Jean Bakomito Gambu, gouverneur de la province du Haut-Uele dans le Nord-Est de la République démocratique du Congo (RDC), s’est rendu cette année dans un site d’extraction aurifère après la dévastation de la région provoquée par les mines illégales des sociétés chinoises.
Il était près de la mine lorsqu’il a déclaré : « Comme vous le voyez, cette rivière est pratiquement détruite. L’eau ne peut plus couler normalement et les avantages économiques de ce développement sont nuls pour la province. »
Dans de nombreuses régions africaines, un réseau de sociétés chinoises est engagé dans l’extraction aurifère illégale qui dévaste les communautés locales, détruit les forêts et empoisonne les sources d’eau. Comme dans les régions orientales de la RDC, l’extraction aurifère chinoise touche fortement les pays d’Afrique de l’Ouest, en particulier au Ghana où la Chine pratique l’extraction illégale de petite échelle appelée galamsey.
« Les opérateurs chinois des mines illégales convertissent souvent les terres arables, les forêts et les rivières en sites d’extraction, parfois de force ou par le biais de la collusion avec le gouvernement, les chefs traditionnels et les propriétaires fonciers privés, en érodant les moyens de subsistance de longue date axés sur l’agriculture et la pêche », a récemment déclaré une équipe de chercheurs dirigée par Abosede Omowumi Babatunde de l’université d’Ilorin (Nigeria) pour l’Atlantic Council.
« La perte des terres employées pour la culture des bananes, du riz, des pommes de terre et autres denrées traditionnelles sape la sécurité alimentaire, alimente les tensions sociales et incite les conflits entre les communautés locales et les mineurs chinois », ont ajouté les chercheurs.
La flambée des cours de l’or provoque l’augmentation du nombre de mines sur le continent.
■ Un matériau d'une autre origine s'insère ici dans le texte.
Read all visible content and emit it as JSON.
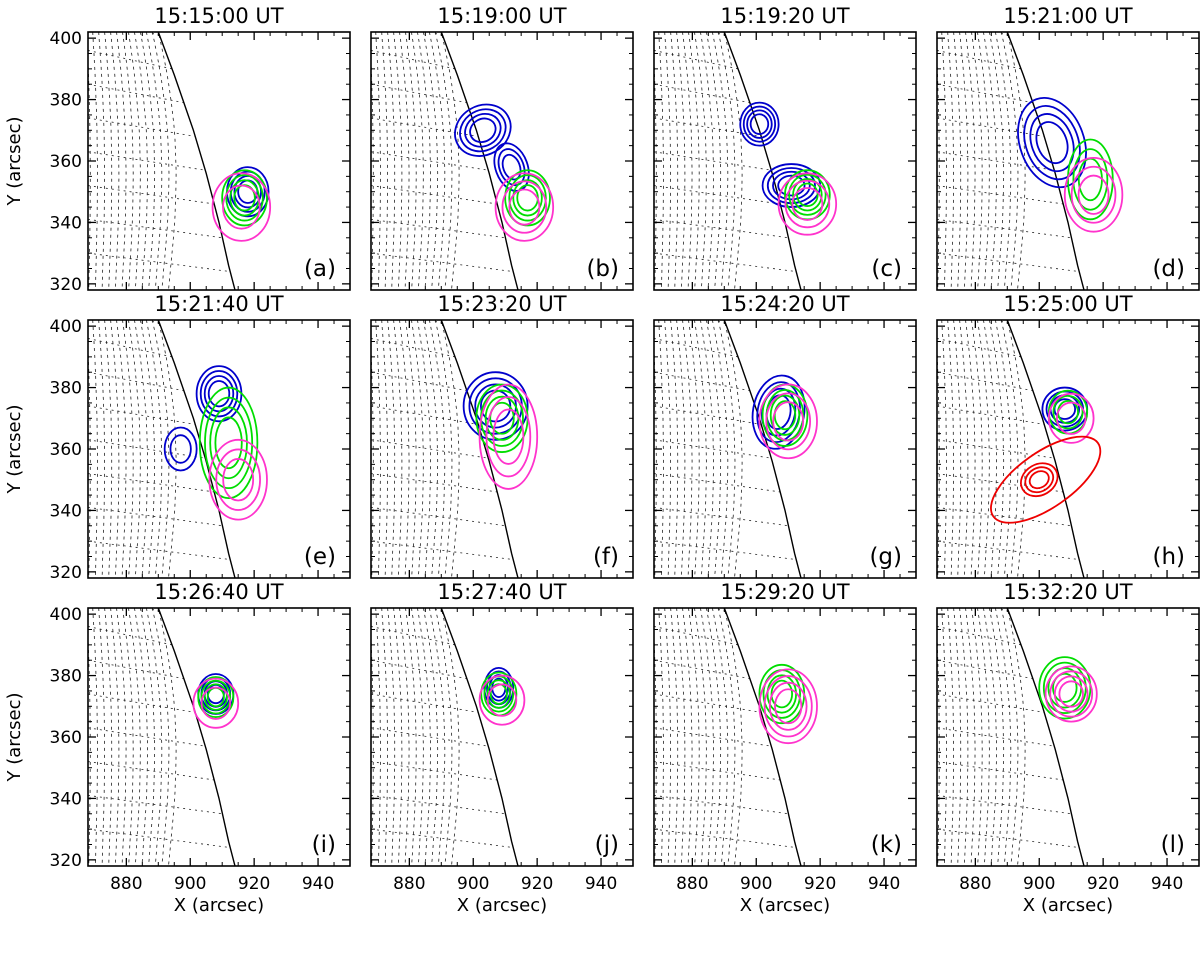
{
  "chart_data": {
    "type": "contour",
    "xlabel": "X (arcsec)",
    "ylabel": "Y (arcsec)",
    "xlim": [
      868,
      950
    ],
    "ylim": [
      318,
      402
    ],
    "xticks": [
      880,
      900,
      920,
      940
    ],
    "yticks": [
      320,
      340,
      360,
      380,
      400
    ],
    "limb": [
      [
        890,
        402
      ],
      [
        895,
        388
      ],
      [
        901,
        370
      ],
      [
        905,
        356
      ],
      [
        909,
        340
      ],
      [
        912,
        326
      ],
      [
        914,
        318
      ]
    ],
    "panels": [
      {
        "title": "15:15:00 UT",
        "label": "(a)",
        "sources": [
          {
            "color": "#0000cc",
            "center": [
              918,
              350
            ],
            "rx": 6.5,
            "ry": 8,
            "angle": 0,
            "levels": 4
          },
          {
            "color": "#00dd00",
            "center": [
              917,
              348
            ],
            "rx": 7,
            "ry": 9,
            "angle": 0,
            "levels": 4
          },
          {
            "color": "#ff33cc",
            "center": [
              916,
              345
            ],
            "rx": 9,
            "ry": 11,
            "angle": 0,
            "levels": 2
          }
        ]
      },
      {
        "title": "15:19:00 UT",
        "label": "(b)",
        "sources": [
          {
            "color": "#0000cc",
            "center": [
              903,
              370
            ],
            "rx": 9,
            "ry": 8,
            "angle": -30,
            "levels": 4
          },
          {
            "color": "#0000cc",
            "center": [
              912,
              358
            ],
            "rx": 5,
            "ry": 8,
            "angle": -20,
            "levels": 3
          },
          {
            "color": "#00dd00",
            "center": [
              917,
              348
            ],
            "rx": 7,
            "ry": 9,
            "angle": 0,
            "levels": 4
          },
          {
            "color": "#ff33cc",
            "center": [
              916,
              345
            ],
            "rx": 9,
            "ry": 11,
            "angle": 0,
            "levels": 3
          }
        ]
      },
      {
        "title": "15:19:20 UT",
        "label": "(c)",
        "sources": [
          {
            "color": "#0000cc",
            "center": [
              901,
              372
            ],
            "rx": 6,
            "ry": 7,
            "angle": 0,
            "levels": 4
          },
          {
            "color": "#0000cc",
            "center": [
              911,
              352
            ],
            "rx": 9,
            "ry": 7,
            "angle": 0,
            "levels": 4
          },
          {
            "color": "#00dd00",
            "center": [
              916,
              349
            ],
            "rx": 7,
            "ry": 8,
            "angle": 0,
            "levels": 4
          },
          {
            "color": "#ff33cc",
            "center": [
              916,
              346
            ],
            "rx": 9,
            "ry": 10,
            "angle": 0,
            "levels": 3
          }
        ]
      },
      {
        "title": "15:21:00 UT",
        "label": "(d)",
        "sources": [
          {
            "color": "#0000cc",
            "center": [
              904,
              366
            ],
            "rx": 10,
            "ry": 15,
            "angle": -20,
            "levels": 4
          },
          {
            "color": "#00dd00",
            "center": [
              916,
              354
            ],
            "rx": 7,
            "ry": 13,
            "angle": 0,
            "levels": 3
          },
          {
            "color": "#ff33cc",
            "center": [
              917,
              349
            ],
            "rx": 9,
            "ry": 12,
            "angle": 0,
            "levels": 3
          }
        ]
      },
      {
        "title": "15:21:40 UT",
        "label": "(e)",
        "sources": [
          {
            "color": "#0000cc",
            "center": [
              909,
              378
            ],
            "rx": 7,
            "ry": 9,
            "angle": 0,
            "levels": 4
          },
          {
            "color": "#0000cc",
            "center": [
              897,
              360
            ],
            "rx": 5,
            "ry": 7,
            "angle": 0,
            "levels": 2
          },
          {
            "color": "#00dd00",
            "center": [
              912,
              362
            ],
            "rx": 9,
            "ry": 18,
            "angle": 0,
            "levels": 4
          },
          {
            "color": "#ff33cc",
            "center": [
              915,
              350
            ],
            "rx": 9,
            "ry": 13,
            "angle": 0,
            "levels": 3
          }
        ]
      },
      {
        "title": "15:23:20 UT",
        "label": "(f)",
        "sources": [
          {
            "color": "#0000cc",
            "center": [
              907,
              374
            ],
            "rx": 10,
            "ry": 11,
            "angle": 0,
            "levels": 4
          },
          {
            "color": "#00dd00",
            "center": [
              909,
              370
            ],
            "rx": 8,
            "ry": 11,
            "angle": 0,
            "levels": 4
          },
          {
            "color": "#ff33cc",
            "center": [
              911,
              364
            ],
            "rx": 9,
            "ry": 17,
            "angle": 0,
            "levels": 3
          }
        ]
      },
      {
        "title": "15:24:20 UT",
        "label": "(g)",
        "sources": [
          {
            "color": "#0000cc",
            "center": [
              907,
              372
            ],
            "rx": 8,
            "ry": 12,
            "angle": 10,
            "levels": 4
          },
          {
            "color": "#00dd00",
            "center": [
              909,
              371
            ],
            "rx": 7,
            "ry": 10,
            "angle": 0,
            "levels": 4
          },
          {
            "color": "#ff33cc",
            "center": [
              910,
              369
            ],
            "rx": 9,
            "ry": 12,
            "angle": 0,
            "levels": 3
          }
        ]
      },
      {
        "title": "15:25:00 UT",
        "label": "(h)",
        "sources": [
          {
            "color": "#0000cc",
            "center": [
              908,
              373
            ],
            "rx": 7,
            "ry": 7,
            "angle": 0,
            "levels": 4
          },
          {
            "color": "#00dd00",
            "center": [
              909,
              372
            ],
            "rx": 6,
            "ry": 7,
            "angle": 0,
            "levels": 3
          },
          {
            "color": "#ff33cc",
            "center": [
              910,
              370
            ],
            "rx": 7,
            "ry": 8,
            "angle": 0,
            "levels": 2
          },
          {
            "color": "#ee0000",
            "center": [
              900,
              350
            ],
            "rx": 6,
            "ry": 5,
            "angle": -30,
            "levels": 3
          },
          {
            "color": "#ee0000",
            "center": [
              902,
              350
            ],
            "rx": 20,
            "ry": 9,
            "angle": -35,
            "levels": 1
          }
        ]
      },
      {
        "title": "15:26:40 UT",
        "label": "(i)",
        "sources": [
          {
            "color": "#0000cc",
            "center": [
              908,
              374
            ],
            "rx": 5.5,
            "ry": 6.5,
            "angle": 0,
            "levels": 4
          },
          {
            "color": "#00dd00",
            "center": [
              908,
              373
            ],
            "rx": 5.5,
            "ry": 6.5,
            "angle": 0,
            "levels": 4
          },
          {
            "color": "#ff33cc",
            "center": [
              908,
              371
            ],
            "rx": 7,
            "ry": 8,
            "angle": 0,
            "levels": 2
          }
        ]
      },
      {
        "title": "15:27:40 UT",
        "label": "(j)",
        "sources": [
          {
            "color": "#0000cc",
            "center": [
              908,
              376
            ],
            "rx": 4.5,
            "ry": 6.5,
            "angle": 0,
            "levels": 4
          },
          {
            "color": "#00dd00",
            "center": [
              908,
              374
            ],
            "rx": 5.5,
            "ry": 7,
            "angle": 0,
            "levels": 4
          },
          {
            "color": "#ff33cc",
            "center": [
              909,
              372
            ],
            "rx": 7,
            "ry": 8,
            "angle": 0,
            "levels": 2
          }
        ]
      },
      {
        "title": "15:29:20 UT",
        "label": "(k)",
        "sources": [
          {
            "color": "#00dd00",
            "center": [
              908,
              374
            ],
            "rx": 7,
            "ry": 9.5,
            "angle": 0,
            "levels": 4
          },
          {
            "color": "#ff33cc",
            "center": [
              910,
              370
            ],
            "rx": 9,
            "ry": 12,
            "angle": 0,
            "levels": 4
          }
        ]
      },
      {
        "title": "15:32:20 UT",
        "label": "(l)",
        "sources": [
          {
            "color": "#00dd00",
            "center": [
              908,
              376
            ],
            "rx": 8,
            "ry": 10,
            "angle": 0,
            "levels": 4
          },
          {
            "color": "#ff33cc",
            "center": [
              910,
              374
            ],
            "rx": 8,
            "ry": 9,
            "angle": 0,
            "levels": 4
          }
        ]
      }
    ]
  }
}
Toutefois, l’extraction illégale est devenue un problème, en grande mesure à cause de l’application laxiste des lois, de la corruption des autorités de réglementation et de la participation des organisations criminelles transnationales, selon les chercheurs.
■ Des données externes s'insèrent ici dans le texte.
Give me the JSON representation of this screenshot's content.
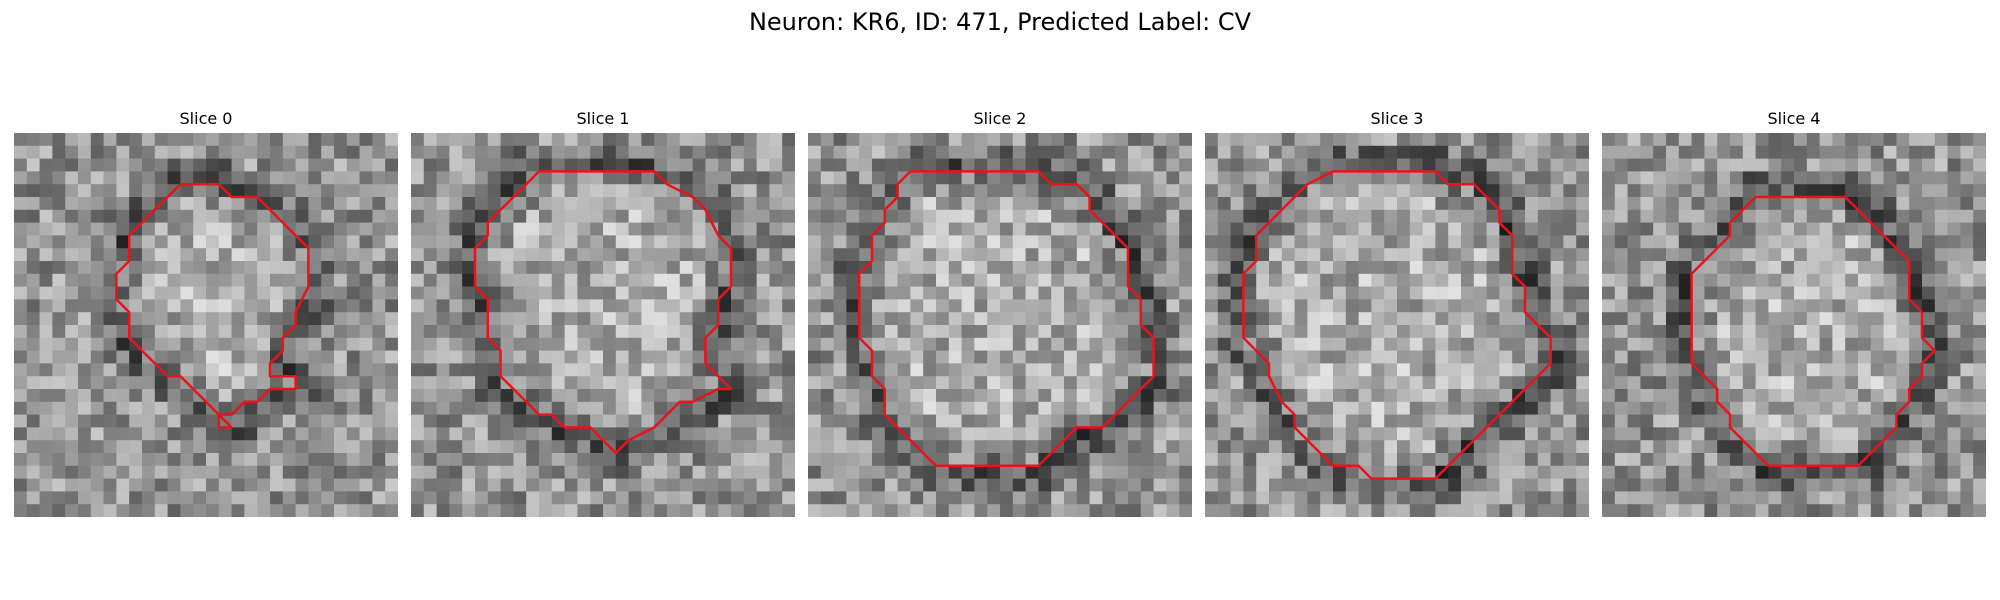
{
  "figure": {
    "title": "Neuron: KR6, ID: 471, Predicted Label: CV",
    "contour_color": "#e8141a",
    "grid_size": 30
  },
  "panels": [
    {
      "title": "Slice 0",
      "seed": 11
    },
    {
      "title": "Slice 1",
      "seed": 29
    },
    {
      "title": "Slice 2",
      "seed": 47
    },
    {
      "title": "Slice 3",
      "seed": 83
    },
    {
      "title": "Slice 4",
      "seed": 101
    }
  ]
}
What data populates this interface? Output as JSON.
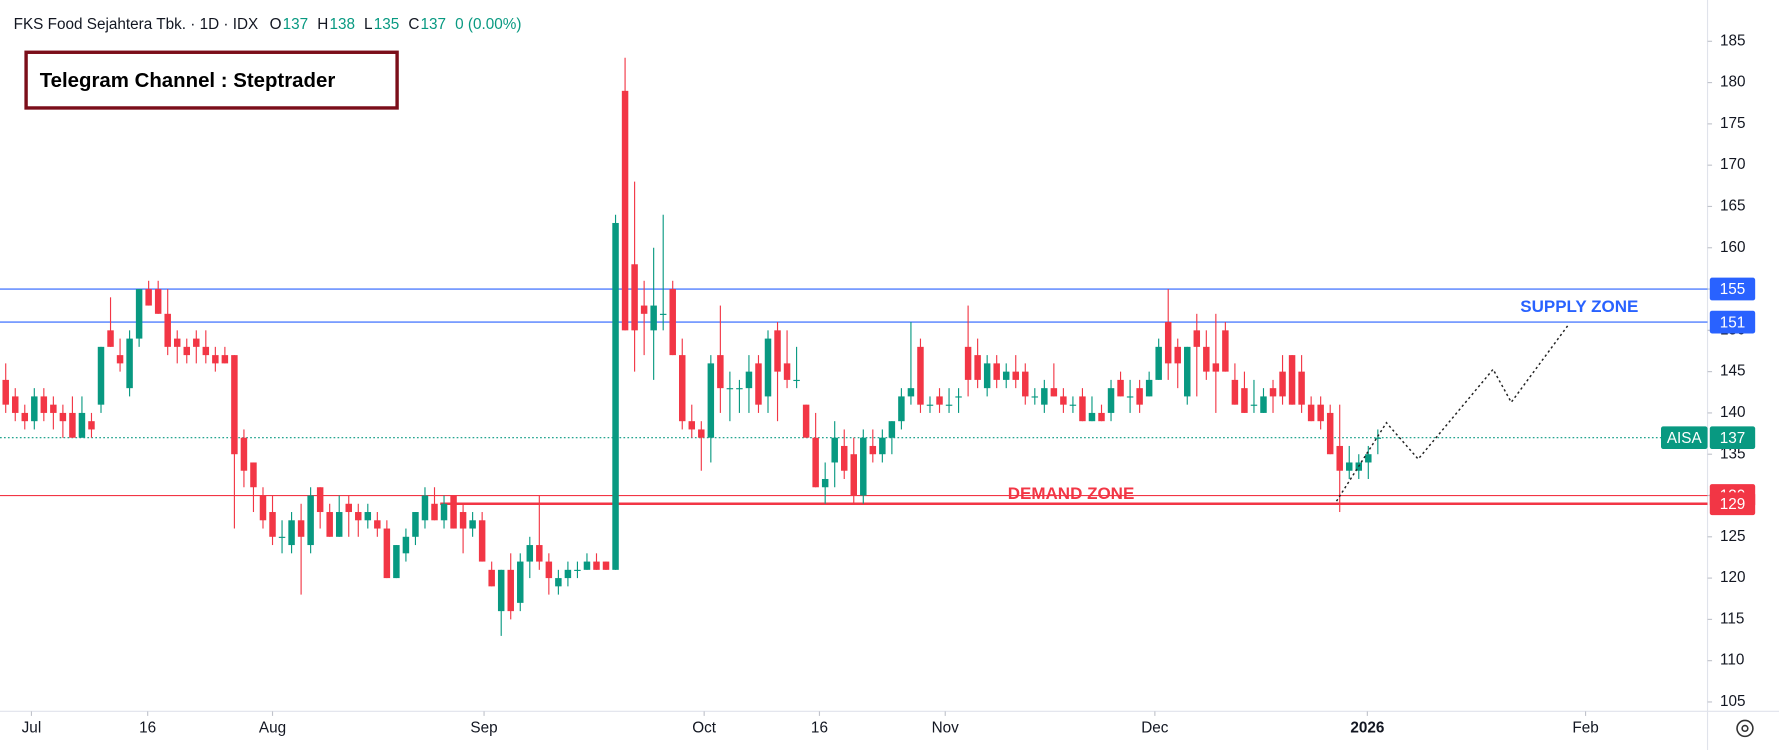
{
  "chart_data": {
    "type": "candlestick",
    "header": {
      "symbol": "FKS Food Sejahtera Tbk. · 1D · IDX",
      "ohlc_labels": [
        "O",
        "H",
        "L",
        "C"
      ],
      "ohlc_values": [
        137,
        138,
        135,
        137
      ],
      "change": "0 (0.00%)"
    },
    "annotation": "Telegram Channel : Steptrader",
    "up_color": "#089981",
    "down_color": "#f23645",
    "open": [
      144,
      142,
      140,
      139,
      142,
      141,
      140,
      140,
      137,
      139,
      141,
      150,
      147,
      143,
      149,
      155,
      155,
      152,
      149,
      148,
      149,
      148,
      147,
      147,
      147,
      137,
      134,
      130,
      128,
      125,
      124,
      127,
      124,
      131,
      128,
      125,
      129,
      128,
      127,
      127,
      126,
      120,
      123,
      125,
      127,
      129,
      127,
      130,
      128,
      126,
      127,
      121,
      116,
      121,
      117,
      122,
      124,
      122,
      119,
      120,
      121,
      121,
      122,
      122,
      121,
      179,
      158,
      153,
      150,
      152,
      155,
      147,
      139,
      138,
      137,
      147,
      143,
      143,
      143,
      146,
      142,
      150,
      146,
      144,
      141,
      137,
      131,
      134,
      136,
      135,
      130,
      136,
      135,
      137,
      139,
      142,
      148,
      141,
      142,
      141,
      142,
      148,
      147,
      143,
      146,
      144,
      145,
      145,
      142,
      141,
      143,
      142,
      141,
      142,
      139,
      140,
      140,
      144,
      142,
      143,
      142,
      144,
      151,
      148,
      142,
      150,
      148,
      146,
      150,
      144,
      143,
      141,
      140,
      143,
      145,
      147,
      145,
      141,
      141,
      140,
      136,
      133,
      133,
      134,
      137
    ],
    "high": [
      146,
      143,
      141,
      143,
      143,
      142,
      141,
      142,
      142,
      140,
      148,
      154,
      149,
      150,
      155,
      156,
      156,
      155,
      150,
      149,
      150,
      150,
      148,
      148,
      147,
      138,
      134,
      131,
      130,
      127,
      128,
      129,
      131,
      131,
      129,
      130,
      130,
      129,
      129,
      128,
      127,
      124,
      126,
      128,
      131,
      131,
      130,
      130,
      129,
      128,
      128,
      122,
      121,
      123,
      123,
      125,
      130,
      123,
      121,
      122,
      122,
      123,
      123,
      122,
      164,
      183,
      168,
      156,
      160,
      164,
      156,
      149,
      141,
      139,
      147,
      153,
      145,
      144,
      147,
      147,
      150,
      151,
      150,
      148,
      141,
      140,
      134,
      139,
      138,
      137,
      138,
      138,
      138,
      139,
      143,
      151,
      149,
      142,
      143,
      143,
      143,
      153,
      149,
      147,
      147,
      146,
      147,
      146,
      143,
      144,
      146,
      143,
      142,
      143,
      142,
      141,
      144,
      145,
      144,
      144,
      145,
      149,
      155,
      149,
      148,
      152,
      150,
      152,
      151,
      146,
      145,
      144,
      143,
      144,
      147,
      147,
      147,
      142,
      142,
      141,
      141,
      136,
      135,
      136,
      138
    ],
    "low": [
      140,
      139,
      138,
      138,
      139,
      138,
      137,
      137,
      137,
      137,
      140,
      148,
      145,
      142,
      148,
      153,
      152,
      147,
      146,
      146,
      146,
      146,
      145,
      146,
      126,
      131,
      128,
      126,
      124,
      123,
      123,
      118,
      123,
      126,
      125,
      125,
      125,
      125,
      126,
      125,
      120,
      120,
      122,
      124,
      126,
      127,
      126,
      126,
      123,
      125,
      122,
      119,
      113,
      115,
      116,
      120,
      121,
      118,
      118,
      119,
      120,
      121,
      121,
      121,
      121,
      150,
      145,
      147,
      144,
      150,
      147,
      138,
      137,
      133,
      134,
      140,
      139,
      140,
      140,
      140,
      140,
      139,
      143,
      143,
      137,
      131,
      129,
      131,
      132,
      129,
      129,
      134,
      134,
      135,
      138,
      141,
      140,
      140,
      140,
      140,
      140,
      142,
      143,
      142,
      143,
      143,
      143,
      141,
      141,
      140,
      142,
      140,
      140,
      139,
      139,
      139,
      139,
      142,
      140,
      140,
      142,
      144,
      144,
      143,
      141,
      142,
      144,
      140,
      145,
      141,
      140,
      140,
      140,
      140,
      141,
      141,
      140,
      139,
      138,
      135,
      128,
      132,
      132,
      132,
      135
    ],
    "close": [
      141,
      140,
      139,
      142,
      140,
      140,
      139,
      137,
      140,
      138,
      148,
      148,
      146,
      149,
      155,
      153,
      152,
      148,
      148,
      147,
      148,
      147,
      146,
      146,
      135,
      133,
      131,
      127,
      125,
      125,
      127,
      125,
      130,
      128,
      125,
      128,
      128,
      127,
      128,
      126,
      120,
      124,
      125,
      128,
      130,
      127,
      129,
      126,
      126,
      127,
      122,
      119,
      121,
      116,
      122,
      124,
      122,
      120,
      120,
      121,
      121,
      122,
      121,
      121,
      163,
      150,
      150,
      152,
      153,
      152,
      147,
      139,
      138,
      137,
      146,
      143,
      143,
      143,
      145,
      141,
      149,
      145,
      144,
      144,
      137,
      131,
      132,
      137,
      133,
      130,
      137,
      135,
      137,
      139,
      142,
      143,
      141,
      141,
      141,
      141,
      142,
      144,
      144,
      146,
      144,
      145,
      144,
      142,
      142,
      143,
      142,
      141,
      141,
      139,
      140,
      139,
      143,
      142,
      142,
      141,
      144,
      148,
      146,
      146,
      148,
      148,
      145,
      145,
      145,
      141,
      140,
      141,
      142,
      142,
      142,
      141,
      141,
      139,
      139,
      135,
      133,
      134,
      134,
      135,
      137
    ],
    "ylim": [
      104,
      190
    ],
    "yticks": [
      105,
      110,
      115,
      120,
      125,
      130,
      135,
      140,
      145,
      150,
      155,
      160,
      165,
      170,
      175,
      180,
      185
    ],
    "xlim": [
      -0.6,
      178.6
    ],
    "xticks": [
      {
        "value": 2.7,
        "label": "Jul"
      },
      {
        "value": 14.9,
        "label": "16"
      },
      {
        "value": 28,
        "label": "Aug"
      },
      {
        "value": 50.2,
        "label": "Sep"
      },
      {
        "value": 73.3,
        "label": "Oct"
      },
      {
        "value": 85.4,
        "label": "16"
      },
      {
        "value": 98.6,
        "label": "Nov"
      },
      {
        "value": 120.6,
        "label": "Dec"
      },
      {
        "value": 142.9,
        "label": "2026"
      },
      {
        "value": 165.8,
        "label": "Feb"
      }
    ],
    "levels": [
      {
        "value": 155,
        "color": "#2962ff"
      },
      {
        "value": 151,
        "color": "#2962ff"
      },
      {
        "value": 130,
        "color": "#f23645"
      },
      {
        "value": 129,
        "color": "#f23645"
      }
    ],
    "zones": [
      {
        "label": "SUPPLY ZONE",
        "color": "#2962ff"
      },
      {
        "label": "DEMAND ZONE",
        "color": "#f23645"
      }
    ],
    "last_price": {
      "symbol": "AISA",
      "value": 137
    }
  }
}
Bien que les mines officielles de grande échelle existent en Afrique, ce sont les opérations de petite échelle qui causent les plus gros problèmes : elles brouillent la démarcation entre l’extraction artisanale par les individus et l’extraction soi-disant « semi-industrielle » par les sociétés chinoises utilisant des excavatrices ou autres équipements lourds et des produits chimiques pour extraire l’or de la terre. Dans les deux cas, la réglementation écologique est souvent ignorée.
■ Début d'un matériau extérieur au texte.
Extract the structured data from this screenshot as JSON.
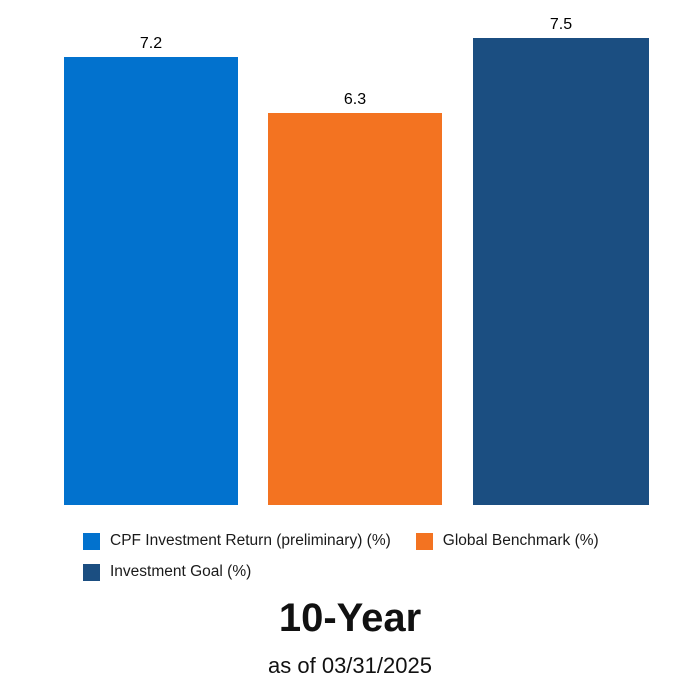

Selon un rapport de l’Atlantic Council, « la déforestation et l’érosion des sols se produisent couramment sur les sites miniers d’Afrique de l’Ouest, et la pollution des océans et des eaux douces ont lieu à plusieurs étapes de l’exploration minière. L’extraction aurifère à petite échelle provoque une dégradation étendue des terres et nuit à la qualité de l’eau. »
Les mines semi-industrielles chinoises chassent les mineurs artisanaux des sites d’orpaillage. L’extraction aurifère artisanale fait partie de la vie profonde des communautés locales et joue un rôle crucial dans l’économie locale, selon un rapport de PAX, groupe néerlandais de défense de la paix.
Dans ce rapport récent, des images satellitaires de la localité de Moku dans l’Est de la RDC montrent des rivières et des cours d’eau détruits ou endommagés sur 77 km par les mines d’or semi-industrielles. Ces dommages font partie d’une vaste destruction des fleuves et ruisseaux du Haut-Uele sur plus de 250 km, qui s’est produite entre septembre 2020 et septembre 2024.
À partir d’août 2024, le gouverneur Gambu a commencé à obliger tous les opérateurs étrangers ou coopératives actifs dans le secteur de l’extraction aurifère semi-industrielle du Haut-Uele de s’enregistrer auprès du gouvernement provincial. Peu après s’être rendu au site minier de Watsa en janvier, il a ordonné la clôture de l’opération.
Comme d’autres mines chinoises illégales, l’opération de Watsa est gérée par des employés chinois travaillant sous l’égide d’une coopérative soi-disant contrôlée par des Congolais, a déclaré le gouverneur.
« Les Congolais font demande d’un permis d’exploitation pour une coopérative, ils reçoivent les autorisations mais, en fin de compte, ce sont des étrangers qui assument la gérance par le biais des coopératives. ».
Pour combattre l’extraction illégale, les chercheurs de l’Atlantic Council recommandent que les communautés locales travaillent avec les agences de l’État et les organismes sans but lucratif pour surveiller les mines et identifier les opérateurs illégaux.
« Ces groupes exposeraient la collusion entre les entités chinoises, les acteurs locaux et les réseaux criminels transnationaux », écrivent-ils.